Devastating Consequences of a Security Breach

Our Cloud, Security, and data expert Malcolm Mason highlights the devastating consequences of a security breach and the importance to every business to understand the risks.

The commercial fallout from a security breach can be devastating. Loss of reputation, revenue and trust can threaten a business’s very survival – and attacks are becoming ever more frequent, sophisticated, and severe.

If the pandemic illustrated one thing about cybercrime, it was the speed with which criminals adapt and maximise the opportunities presented to them. Technical vulnerabilities will always be a soft target, and human frailties, brought about by increased psychological pressures, have been brutally exposed.

To some extent, GDPR measures have helped organisations improve security and protection, but according to Statista, only 35% of companies have a board member with direct responsibility for cyber security, and only 16% have a formal security incident management process in place. Gartner believe that by 2022, at least 95% of cloud security failures will be due to customer mismanagement and mistakes.

The ever-changing threat landscape makes ongoing security management an essential requirement. Weak protection and lack of preparedness for new attacks leaves organisations exposed and vulnerable, and those with robust security protection are well positioned against less diligent competitors.

Devastating impact of a breach

When an attack occurs, the loss of data, reputation and revenue can be catastrophic, and it may be further exacerbated by regulatory fines imposed for failure to adequately protect systems and information. ‘WannaCry’, the most infamous ransomware attack to date infected computer systems in 150 countries and caused major disruption to the UK National Health Service. Security breaches and multi-million-pound fines have been imposed on household names like British Airways, H&M, Marriott and Google, and no one it seems is exempt from an attack.

A UK government survey recently reported that around 40% of companies came under attack in the first quarter of 2021, and this figure rises to over 65% for medium and large organisations.

DDoS (Distributed Denial of Service) attacks force system downtime for hours or days and cause serious damage to customer service and reputation. Malware and ransomware attacks reap similar havoc, and companies face the dilemma of either paying the attackers or risking the consequences of downtime and recovery.

Managing the threat landscape is an on-going necessity, and planning for disaster before it occurs is vital. Companies recovering from an attack often spend too much time analysing the incident, and apportioning blame for the consequences, when more positive, decisive action is urgently needed.

Today’s threats often combine extortion tactics with disruptive data theft, and warnings are often missed as security teams struggle with endless vulnerabilities and huge data sets.  Frequent alerts from multiple security tools often result in the prioritisation of the wrong issues, and when an attack occurs - the deployment of further security product leaves many organisations with multiple point solutions that lack integration and increase the complexity of their security management.

Having an end-to-end security strategy which is continually reviewed, assessed, and tested is the best way to provide on-going protection, and it’s something we strongly believe in.
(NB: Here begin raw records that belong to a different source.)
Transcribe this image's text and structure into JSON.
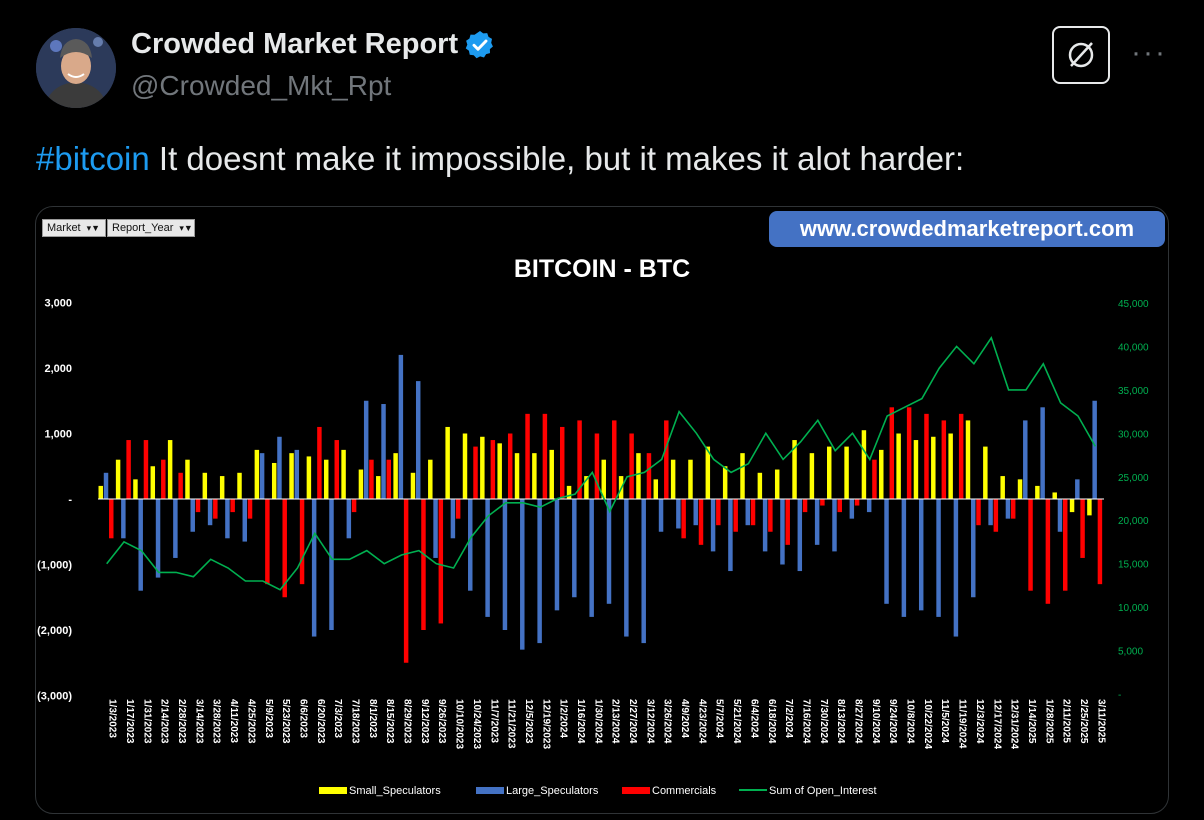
{
  "author": {
    "name": "Crowded Market Report",
    "handle": "@Crowded_Mkt_Rpt"
  },
  "tweet": {
    "hashtag": "#bitcoin",
    "text": " It doesnt make it impossible, but it makes it alot harder:"
  },
  "colors": {
    "small": "#ffff00",
    "large": "#4472c4",
    "commercials": "#ff0000",
    "oi": "#00b050",
    "hashtag": "#1d9bf0",
    "verified": "#1d9bf0"
  },
  "chart_data": {
    "type": "bar",
    "title": "BITCOIN - BTC",
    "watermark": "www.crowdedmarketreport.com",
    "filters": [
      "Market",
      "Report_Year"
    ],
    "left_axis": {
      "range": [
        -3000,
        3000
      ],
      "ticks": [
        "3,000",
        "2,000",
        "1,000",
        "-",
        "(1,000)",
        "(2,000)",
        "(3,000)"
      ]
    },
    "right_axis": {
      "range": [
        0,
        45000
      ],
      "ticks": [
        "45,000",
        "40,000",
        "35,000",
        "30,000",
        "25,000",
        "20,000",
        "15,000",
        "10,000",
        "5,000",
        "-"
      ]
    },
    "legend": [
      "Small_Speculators",
      "Large_Speculators",
      "Commercials",
      "Sum of Open_Interest"
    ],
    "x_labels": [
      "1/3/2023",
      "1/17/2023",
      "1/31/2023",
      "2/14/2023",
      "2/28/2023",
      "3/14/2023",
      "3/28/2023",
      "4/11/2023",
      "4/25/2023",
      "5/9/2023",
      "5/23/2023",
      "6/6/2023",
      "6/20/2023",
      "7/3/2023",
      "7/18/2023",
      "8/1/2023",
      "8/15/2023",
      "8/29/2023",
      "9/12/2023",
      "9/26/2023",
      "10/10/2023",
      "10/24/2023",
      "11/7/2023",
      "11/21/2023",
      "12/5/2023",
      "12/19/2023",
      "1/2/2024",
      "1/16/2024",
      "1/30/2024",
      "2/13/2024",
      "2/27/2024",
      "3/12/2024",
      "3/26/2024",
      "4/9/2024",
      "4/23/2024",
      "5/7/2024",
      "5/21/2024",
      "6/4/2024",
      "6/18/2024",
      "7/2/2024",
      "7/16/2024",
      "7/30/2024",
      "8/13/2024",
      "8/27/2024",
      "9/10/2024",
      "9/24/2024",
      "10/8/2024",
      "10/22/2024",
      "11/5/2024",
      "11/19/2024",
      "12/3/2024",
      "12/17/2024",
      "12/31/2024",
      "1/14/2025",
      "1/28/2025",
      "2/11/2025",
      "2/25/2025",
      "3/11/2025"
    ],
    "series": [
      {
        "name": "Small_Speculators",
        "values": [
          200,
          600,
          300,
          500,
          900,
          600,
          400,
          350,
          400,
          750,
          550,
          700,
          650,
          600,
          750,
          450,
          350,
          700,
          400,
          600,
          1100,
          1000,
          950,
          850,
          700,
          700,
          750,
          200,
          350,
          600,
          350,
          700,
          300,
          600,
          600,
          800,
          500,
          700,
          400,
          450,
          900,
          700,
          800,
          800,
          1050,
          750,
          1000,
          900,
          950,
          1000,
          1200,
          800,
          350,
          300,
          200,
          100,
          -200,
          -250
        ]
      },
      {
        "name": "Large_Speculators",
        "values": [
          400,
          -600,
          -1400,
          -1200,
          -900,
          -500,
          -400,
          -600,
          -650,
          700,
          950,
          750,
          -2100,
          -2000,
          -600,
          1500,
          1450,
          2200,
          1800,
          -900,
          -600,
          -1400,
          -1800,
          -2000,
          -2300,
          -2200,
          -1700,
          -1500,
          -1800,
          -1600,
          -2100,
          -2200,
          -500,
          -450,
          -400,
          -800,
          -1100,
          -400,
          -800,
          -1000,
          -1100,
          -700,
          -800,
          -300,
          -200,
          -1600,
          -1800,
          -1700,
          -1800,
          -2100,
          -1500,
          -400,
          -300,
          1200,
          1400,
          -500,
          300,
          1500
        ]
      },
      {
        "name": "Commercials",
        "values": [
          -600,
          900,
          900,
          600,
          400,
          -200,
          -300,
          -200,
          -300,
          -1300,
          -1500,
          -1300,
          1100,
          900,
          -200,
          600,
          600,
          -2500,
          -2000,
          -1900,
          -300,
          800,
          900,
          1000,
          1300,
          1300,
          1100,
          1200,
          1000,
          1200,
          1000,
          700,
          1200,
          -600,
          -700,
          -400,
          -500,
          -400,
          -500,
          -700,
          -200,
          -100,
          -200,
          -100,
          600,
          1400,
          1400,
          1300,
          1200,
          1300,
          -400,
          -500,
          -300,
          -1400,
          -1600,
          -1400,
          -900,
          -1300
        ]
      },
      {
        "name": "Sum of Open_Interest",
        "values": [
          15000,
          17500,
          16500,
          14000,
          14000,
          13500,
          15500,
          14500,
          13000,
          13000,
          12000,
          14500,
          18500,
          15500,
          15500,
          16500,
          15000,
          16000,
          16500,
          15000,
          14500,
          18000,
          20500,
          22000,
          22000,
          21500,
          22500,
          23000,
          25500,
          21000,
          25000,
          25500,
          27000,
          32500,
          30000,
          27000,
          25500,
          26500,
          30000,
          27000,
          29000,
          31500,
          28000,
          30000,
          27000,
          32000,
          33000,
          34000,
          37500,
          40000,
          38000,
          41000,
          35000,
          35000,
          38000,
          33500,
          32000,
          28500
        ]
      }
    ]
  }
}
Experts working full-time in the cyber security arena provide levels of protection way above enterprise in-house capabilities and asking your IT department to run rigorous in-house threat protection whilst working on more positive, business enhancing initiatives is a ‘high risk’ approach.

In many cases, the commercial and reputational damage from a security breach is not anticipated, and too often organisations allocate insufficient funds to the security budget, forcing IT managers to simply plug known gaps with further stand-alone point products.

Understanding current and future potential threats, including regulatory and compliance requirements, is the optimum strategy. This is best achieved working with experts in security to build and maintain levels of protection appropriate to the organisation.

On-going and iterative security functions utilise layered services that are specific to a business and its human IT requirements. Regular testing for vulnerabilities and business wide education programmes are part of an overall strategy to keep operations secure, protected and running in the event of a cyber-attack.

It’s estimated that currently, 50% of UK businesses outsource their cybersecurity management. IT strategy decision makers are realising that working with security experts to embed and integrate advanced protection across connectivity, cloud services, infrastructure, systems, and data is the best way to secure the enterprise on an ongoing basis.